US 12,469,318 B2
Training and using a vector encoder to determine vectors for sub-images of text in an image subject to optical character recognition
Zhong Fang Yuan, Xi'an (CN); Tong Liu, Xi'an (CN); Yi Chen Zhong, Shanghai (CN); Xiang Yu Yang, Xi'an (CN); and Guan Chao Li, Shanghai (CN)
Assigned to International Business Machines Corporation, Armonk, NY (US)
Filed by INTERNATIONAL BUSINESS MACHINES CORPORATION, Armonk, NY (US)
Filed on Sep. 15, 2022, as Appl. No. 17/932,639.
Prior Publication US 2024/0096121 A1, Mar. 21, 2024
Int. Cl. G06V 30/148 (2022.01); G06V 10/774 (2022.01); G06V 10/82 (2022.01); G06V 30/182 (2022.01)

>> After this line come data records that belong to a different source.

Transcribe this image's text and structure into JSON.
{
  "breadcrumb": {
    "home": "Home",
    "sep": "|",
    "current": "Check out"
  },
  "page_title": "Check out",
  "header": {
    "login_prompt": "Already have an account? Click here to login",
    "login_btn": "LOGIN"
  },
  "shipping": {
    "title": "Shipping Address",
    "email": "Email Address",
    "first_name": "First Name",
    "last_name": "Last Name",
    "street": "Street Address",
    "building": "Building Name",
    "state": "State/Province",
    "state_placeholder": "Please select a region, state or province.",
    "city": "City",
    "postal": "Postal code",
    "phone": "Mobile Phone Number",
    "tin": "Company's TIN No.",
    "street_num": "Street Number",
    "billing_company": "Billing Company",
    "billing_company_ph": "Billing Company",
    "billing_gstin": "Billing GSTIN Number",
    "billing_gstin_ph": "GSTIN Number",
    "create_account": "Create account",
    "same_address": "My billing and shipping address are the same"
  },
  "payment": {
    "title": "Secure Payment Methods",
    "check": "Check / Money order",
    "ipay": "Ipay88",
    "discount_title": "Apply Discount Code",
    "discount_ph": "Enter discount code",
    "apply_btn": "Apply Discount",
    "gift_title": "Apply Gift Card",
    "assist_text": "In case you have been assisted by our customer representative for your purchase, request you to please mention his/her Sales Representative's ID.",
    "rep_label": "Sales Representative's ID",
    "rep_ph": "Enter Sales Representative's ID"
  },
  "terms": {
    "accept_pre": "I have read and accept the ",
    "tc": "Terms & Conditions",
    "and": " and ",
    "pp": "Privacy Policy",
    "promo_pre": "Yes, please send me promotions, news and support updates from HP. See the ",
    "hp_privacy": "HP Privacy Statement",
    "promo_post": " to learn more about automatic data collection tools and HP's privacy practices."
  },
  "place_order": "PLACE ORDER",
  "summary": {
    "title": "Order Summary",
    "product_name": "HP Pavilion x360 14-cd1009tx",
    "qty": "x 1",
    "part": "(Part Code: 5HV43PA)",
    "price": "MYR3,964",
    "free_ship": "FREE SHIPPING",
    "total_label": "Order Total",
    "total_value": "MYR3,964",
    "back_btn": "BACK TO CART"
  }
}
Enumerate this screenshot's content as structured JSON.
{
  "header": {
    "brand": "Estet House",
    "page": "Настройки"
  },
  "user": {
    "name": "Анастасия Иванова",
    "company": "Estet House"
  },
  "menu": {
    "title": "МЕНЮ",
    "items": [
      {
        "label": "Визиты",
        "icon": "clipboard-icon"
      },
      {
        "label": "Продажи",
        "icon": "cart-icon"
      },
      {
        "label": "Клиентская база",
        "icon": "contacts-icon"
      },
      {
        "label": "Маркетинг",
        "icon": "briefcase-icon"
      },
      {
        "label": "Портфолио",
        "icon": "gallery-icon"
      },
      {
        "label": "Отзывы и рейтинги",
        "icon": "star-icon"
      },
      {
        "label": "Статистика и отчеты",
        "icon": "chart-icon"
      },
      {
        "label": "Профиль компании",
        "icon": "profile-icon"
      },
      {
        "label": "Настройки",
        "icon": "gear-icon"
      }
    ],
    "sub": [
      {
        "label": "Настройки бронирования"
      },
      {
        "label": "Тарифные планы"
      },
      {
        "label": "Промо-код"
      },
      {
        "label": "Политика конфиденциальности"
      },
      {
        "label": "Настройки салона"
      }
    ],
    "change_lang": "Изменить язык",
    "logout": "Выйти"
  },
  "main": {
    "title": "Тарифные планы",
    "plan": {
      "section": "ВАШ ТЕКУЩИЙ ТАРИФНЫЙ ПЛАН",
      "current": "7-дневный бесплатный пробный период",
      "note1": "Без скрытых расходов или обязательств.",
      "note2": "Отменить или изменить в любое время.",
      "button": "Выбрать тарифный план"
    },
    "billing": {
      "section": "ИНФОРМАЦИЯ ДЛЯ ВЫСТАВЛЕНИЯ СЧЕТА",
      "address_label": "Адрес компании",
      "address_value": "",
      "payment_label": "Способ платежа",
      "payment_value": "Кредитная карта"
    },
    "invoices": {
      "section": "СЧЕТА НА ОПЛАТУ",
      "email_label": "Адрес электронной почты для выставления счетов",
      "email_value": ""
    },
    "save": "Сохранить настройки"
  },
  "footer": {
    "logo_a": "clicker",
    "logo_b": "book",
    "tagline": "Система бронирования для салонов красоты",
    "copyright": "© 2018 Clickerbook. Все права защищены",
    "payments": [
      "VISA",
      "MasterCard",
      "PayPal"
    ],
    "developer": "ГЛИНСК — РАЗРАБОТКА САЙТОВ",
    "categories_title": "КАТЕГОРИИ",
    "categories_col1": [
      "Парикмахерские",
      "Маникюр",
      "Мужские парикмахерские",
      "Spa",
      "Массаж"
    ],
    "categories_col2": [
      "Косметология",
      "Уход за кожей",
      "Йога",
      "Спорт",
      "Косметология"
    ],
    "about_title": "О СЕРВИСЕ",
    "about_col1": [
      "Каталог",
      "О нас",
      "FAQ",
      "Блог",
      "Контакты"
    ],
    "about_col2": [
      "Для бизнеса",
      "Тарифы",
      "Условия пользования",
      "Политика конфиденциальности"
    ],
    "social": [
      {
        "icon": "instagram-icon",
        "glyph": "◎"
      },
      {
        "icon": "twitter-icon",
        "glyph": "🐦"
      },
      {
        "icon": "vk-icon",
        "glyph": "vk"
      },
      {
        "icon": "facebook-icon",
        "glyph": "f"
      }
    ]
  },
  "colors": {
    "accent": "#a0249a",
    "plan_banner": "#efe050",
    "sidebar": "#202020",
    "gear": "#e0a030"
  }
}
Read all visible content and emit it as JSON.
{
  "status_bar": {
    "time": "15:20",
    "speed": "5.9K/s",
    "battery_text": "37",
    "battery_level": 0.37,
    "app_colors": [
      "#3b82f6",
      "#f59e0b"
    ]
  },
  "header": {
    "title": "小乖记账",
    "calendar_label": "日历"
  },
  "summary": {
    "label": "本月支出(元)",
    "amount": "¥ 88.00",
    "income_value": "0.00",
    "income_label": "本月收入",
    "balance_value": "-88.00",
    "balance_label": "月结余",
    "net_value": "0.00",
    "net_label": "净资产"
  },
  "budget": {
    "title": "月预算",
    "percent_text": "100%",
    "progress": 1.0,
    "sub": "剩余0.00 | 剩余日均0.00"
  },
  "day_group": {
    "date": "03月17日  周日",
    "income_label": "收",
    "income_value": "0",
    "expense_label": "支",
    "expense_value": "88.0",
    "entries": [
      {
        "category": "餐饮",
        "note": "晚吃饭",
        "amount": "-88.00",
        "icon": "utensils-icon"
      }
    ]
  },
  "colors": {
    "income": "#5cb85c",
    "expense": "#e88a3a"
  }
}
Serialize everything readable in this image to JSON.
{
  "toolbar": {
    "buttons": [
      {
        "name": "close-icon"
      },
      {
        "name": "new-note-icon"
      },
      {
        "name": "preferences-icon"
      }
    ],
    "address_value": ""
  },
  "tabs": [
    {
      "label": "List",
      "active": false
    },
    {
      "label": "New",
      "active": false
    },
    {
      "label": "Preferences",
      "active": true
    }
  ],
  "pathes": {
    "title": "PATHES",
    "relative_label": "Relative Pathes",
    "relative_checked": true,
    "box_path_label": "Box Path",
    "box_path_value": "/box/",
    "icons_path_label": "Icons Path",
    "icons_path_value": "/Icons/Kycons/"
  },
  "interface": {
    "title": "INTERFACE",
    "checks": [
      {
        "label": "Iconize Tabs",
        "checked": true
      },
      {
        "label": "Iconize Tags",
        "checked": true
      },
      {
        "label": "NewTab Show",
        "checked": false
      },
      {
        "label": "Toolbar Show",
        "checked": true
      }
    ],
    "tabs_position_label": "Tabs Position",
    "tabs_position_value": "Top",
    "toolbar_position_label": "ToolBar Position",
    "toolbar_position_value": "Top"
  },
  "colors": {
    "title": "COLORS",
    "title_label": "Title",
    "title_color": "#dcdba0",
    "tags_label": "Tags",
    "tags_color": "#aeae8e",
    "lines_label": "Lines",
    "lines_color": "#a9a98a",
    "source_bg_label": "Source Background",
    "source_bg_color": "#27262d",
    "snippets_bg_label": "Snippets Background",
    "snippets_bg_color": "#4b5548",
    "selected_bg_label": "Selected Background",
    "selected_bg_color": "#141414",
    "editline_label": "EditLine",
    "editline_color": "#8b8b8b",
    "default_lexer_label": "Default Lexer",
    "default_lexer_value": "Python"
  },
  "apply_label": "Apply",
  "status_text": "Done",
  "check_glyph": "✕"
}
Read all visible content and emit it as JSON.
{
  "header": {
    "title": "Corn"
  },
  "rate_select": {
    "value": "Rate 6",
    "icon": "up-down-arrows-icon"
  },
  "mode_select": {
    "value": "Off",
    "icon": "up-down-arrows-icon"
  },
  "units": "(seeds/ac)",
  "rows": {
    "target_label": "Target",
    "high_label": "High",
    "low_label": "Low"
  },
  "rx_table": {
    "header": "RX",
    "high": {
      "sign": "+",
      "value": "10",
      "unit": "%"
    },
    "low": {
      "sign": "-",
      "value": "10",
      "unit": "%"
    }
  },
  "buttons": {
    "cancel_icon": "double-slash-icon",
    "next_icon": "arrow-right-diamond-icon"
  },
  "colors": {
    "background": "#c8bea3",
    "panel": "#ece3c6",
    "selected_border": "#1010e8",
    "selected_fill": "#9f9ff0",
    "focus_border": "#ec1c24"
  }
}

CPC G06V 30/153 (2022.01) [G06V 10/7747 (2022.01); G06V 10/82 (2022.01); G06V 30/1823 (2022.01)] 20 Claims
OG exemplary drawing
 
1. A computer program product for performing optical character recognition processing of an image, the computer program product comprising a computer readable storage medium having computer readable program code embodied therein that is executable to perform operations, the operations comprising:
providing a vector encoder trained to encode images, comprising digital images representing text, into vectors in a vector space, wherein vectors of images representing similar text have a high degree of cohesion in the vector space, and wherein vectors of images representing dissimilar text have a low degree of cohesion in the vector space;
processing an input image to determine sub-images, of the input image, wherein the sub-images bound the text represented in the input image;
inputting the sub-images to the vector encoder to output sub-image vectors, wherein the sub-image vectors represent the sub-images in the vector space;
using the vector encoder to generate a search vector for search text, wherein the search vector represents the search text in the vector space;
determining the sub-image vectors that match the search vector; and
applying optical character recognition to at least one region of the input image including the sub-images having the sub-image vectors matching the search vector based on closeness of the sub-image vectors and the search vector in the vector space.